In response to letter, Spain's Deputy Prime Minister Soraya Sáenz de Santamaría said Puigdemont had until Thursday to comply with the country's laws.
In an address to reporters, she said "it wasn't very difficult to say yes or no. That was the question that was asked and the response shouldn't be complicated."
She said if Puigdemont doesn't give a satisfactory reply by Thursday morning, Spain could activate Article 155 of the Constitution, allowing it to strip Catalonia of its self-governance.
Last week, following an Oct. 1 referendum that went for Catalonia to break away from Spain, Puigdemont declared independence for the region of 7.5 million people, including the city of Barcelona. However, he quickly withdrew the declaration, calling instead for talks with Madrid on the region's future.
Even so, Puigdemont and other Catalan lawmakers signed a document declaring a Catalan republic "as an independent and sovereign state."
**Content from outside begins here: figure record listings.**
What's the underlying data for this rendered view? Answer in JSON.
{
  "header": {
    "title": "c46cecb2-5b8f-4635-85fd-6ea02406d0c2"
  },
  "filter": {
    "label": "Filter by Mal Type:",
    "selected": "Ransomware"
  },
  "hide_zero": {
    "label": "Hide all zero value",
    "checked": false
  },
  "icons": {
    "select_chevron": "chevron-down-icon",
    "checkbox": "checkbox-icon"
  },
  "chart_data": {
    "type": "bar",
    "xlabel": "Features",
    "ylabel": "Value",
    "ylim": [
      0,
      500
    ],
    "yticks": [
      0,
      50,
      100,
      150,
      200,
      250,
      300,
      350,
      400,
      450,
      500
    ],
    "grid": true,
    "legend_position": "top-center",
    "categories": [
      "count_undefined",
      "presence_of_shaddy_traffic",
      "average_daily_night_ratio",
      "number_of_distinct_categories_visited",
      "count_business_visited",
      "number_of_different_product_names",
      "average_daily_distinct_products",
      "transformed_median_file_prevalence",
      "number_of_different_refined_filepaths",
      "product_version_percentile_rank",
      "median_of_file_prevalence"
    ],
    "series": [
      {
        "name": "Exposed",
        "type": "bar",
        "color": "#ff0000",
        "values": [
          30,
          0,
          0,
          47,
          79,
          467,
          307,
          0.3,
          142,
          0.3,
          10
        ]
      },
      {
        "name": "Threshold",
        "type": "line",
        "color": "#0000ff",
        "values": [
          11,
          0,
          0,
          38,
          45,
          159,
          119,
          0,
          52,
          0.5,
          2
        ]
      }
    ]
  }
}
The declaration angered Spanish authorities, who had called the referendum illegal and tried to stop it.
As NPR's Lauren Frayer wrote on Friday, the answer "has huge implications for what the Spanish government does next and how the country's relatively young democracy — indeed, possibly even the whole European Union — might stay intact."
The government of Catalonia says 90 percent cast a "yes" ballot on the independence referendum, but most people who opposed breaking away from Spain boycotted the vote. Opinion on the issue is reportedly nearly evenly split and turnout for the referendum was just 43 percent.